How children and parents communicate with one another throughout the world varies widely, and not just because of language differences. Cultural differences change both the type of communication and what is actually communicated. Take lying, for example. American culture repeatedly emphasizes that lying is wrong and that children should always be truthful, especially to parents. An American child caught lying will likely suffer some sort of punishment and guilt or remorse. Not so for Chinese families. In Chinese culture, lying is a social technique that smoothens kinks in a relationship. A Chinese parent might even instruct her child to lie to her friends or teachers as a way of protecting their feelings. At the same time, these parents are teaching their children that it is OK to lie to parents, as well, provided these lies protect parents from emotional pain. Indeed, communication methods that are wrong in one culture might be acceptable in another.
Many parents take the cutoff point for adulthood for granted. In America, it is 18. In Japan, it is 20. But just as these numbers are subjective, so is the concept of adulthood. How a certain cultural group sees the divide between adult and child differs by cultural group. The 2009 Zero to Three Parenting Young Infants and Toddlers Today Survey points out some of these cultural differences. For example, African-American parents tend to see adulthood as coming considerably earlier than do parents of other cultures. African-American parents believe that their children can engage in more adult-like tasks, such as working or engaging in effective self-control, without adult supervision. On the opposite side of the spectrum is the Chinese family, which often considers individuals in their 30s to still be children if they have not yet married. These cultural differences regarding maturity mold parents in different cultures to treat their children with different levels of autonomy, respect and apprehension.
According to the Centers for Disease Control and Prevention, parents of different cultures have different viewpoints on the effectiveness of different types of punishment. For example, African-American parents tend to be direct in their punishment behavior. In a sense, they have a lower threshold for what constitutes misbehavior and are more willing to immediately and directly punish their children for infractions than parents of other cultures. Caucasian and Asian parents, on the contrary, focus less on punishing the child and more on changing the situation or redirecting the child’s actions. For example, a Caucasian parent might recognize a young child who is being noisy as feeling bored instead of misbehaving; correspondingly, she might find something for her child to do instead of punishing her child for the noise made.
Just as punishment differs across culture, affection changes under a cultural lens.

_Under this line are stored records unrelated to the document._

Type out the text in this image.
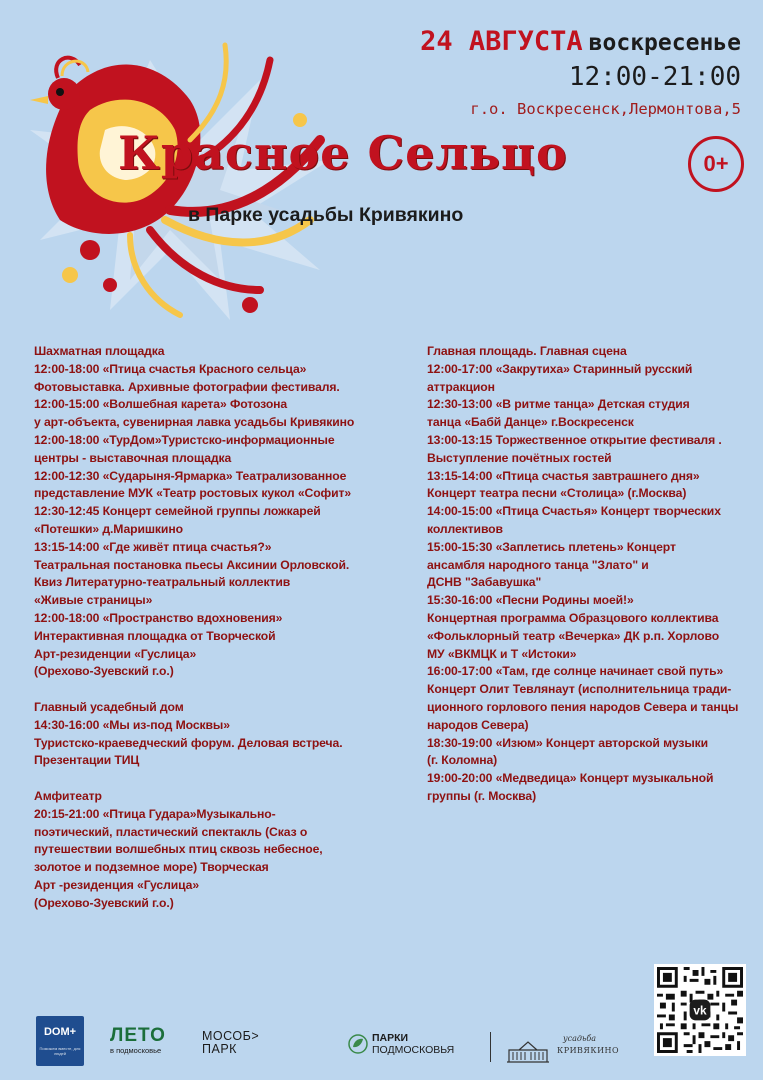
24 АВГУСТА воскресенье
12:00-21:00
г.о. Воскресенск,Лермонтова,5
Красное Сельцо	0+
в Парке усадьбы Кривякино
Шахматная площадка
12:00-18:00 «Птица счастья Красного сельца»
Фотовыставка. Архивные фотографии фестиваля.
12:00-15:00 «Волшебная карета» Фотозона
у арт-объекта, сувенирная лавка усадьбы Кривякино
12:00-18:00 «ТурДом»Туристско-информационные
центры - выставочная площадка
12:00-12:30 «Сударыня-Ярмарка» Театрализованное
представление МУК «Театр ростовых кукол «Софит»
12:30-12:45 Концерт семейной группы ложкарей
«Потешки» д.Маришкино
13:15-14:00 «Где живёт птица счастья?»
Театральная постановка пьесы Аксинии Орловской.
Квиз Литературно-театральный коллектив
«Живые страницы»
12:00-18:00 «Пространство вдохновения»
Интерактивная площадка от Творческой
Арт-резиденции «Гуслица»
(Орехово-Зуевский г.о.)
Главный усадебный дом
14:30-16:00 «Мы из-под Москвы»
Туристско-краеведческий форум. Деловая встреча.
Презентации ТИЦ
Амфитеатр
20:15-21:00 «Птица Гудара»Музыкально-
поэтический, пластический спектакль (Сказ о
путешествии волшебных птиц сквозь небесное,
золотое и подземное море) Творческая
Арт -резиденция «Гуслица»
(Орехово-Зуевский г.о.)
Главная площадь. Главная сцена
12:00-17:00 «Закрутиха» Старинный русский
аттракцион
12:30-13:00 «В ритме танца» Детская студия
танца «Бабй Данце» г.Воскресенск
13:00-13:15 Торжественное открытие фестиваля .
Выступление почётных гостей
13:15-14:00 «Птица счастья завтрашнего дня»
Концерт театра песни «Столица» (г.Москва)
14:00-15:00 «Птица Счастья» Концерт творческих
коллективов
15:00-15:30 «Заплетись плетень» Концерт
ансамбля народного танца "Злато" и
ДСНВ "Забавушка"
15:30-16:00 «Песни Родины моей!»
Концертная программа Образцового коллектива
«Фольклорный театр «Вечерка» ДК р.п. Хорлово
МУ «ВКМЦК и Т «Истоки»
16:00-17:00 «Там, где солнце начинает свой путь»
Концерт Олит Тевлянаут (исполнительница тради-
ционного горлового пения народов Севера и танцы
народов Севера)
18:30-19:00 «Изюм» Концерт авторской музыки
(г. Коломна)
19:00-20:00 «Медведица» Концерт музыкальной
группы (г. Москва)
vk
DOM+
Поможем вместе, для людей
ЛЕТО
в подмосковье
МОСОБ>
ПАРК
ПАРКИ
ПОДМОСКОВЬЯ
усадьба
КРИВЯКИНО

What parents of one culture see as affection can greatly differ from that of parents across the world. The East-West divide here is strong. Parents from the Western world tend to show their affection in the form of physical touch or verbal praise. Hugging, kissing and compliments all constitute the expression of affection in the Western world. But in the Eastern world, parents show their affection via “doing what’s best for the child.” In the eyes of a Westerner, this form of affection seems to be the very opposite: controlling behavior. But Eastern parents believe that doing what’s hard -- in other words, being strict on their children -- shows their children that they are looking out for them. Through taking care of most of the decision-making, Asian parents push their children down the right path -- a path on which children learn proper social behavior and discipline.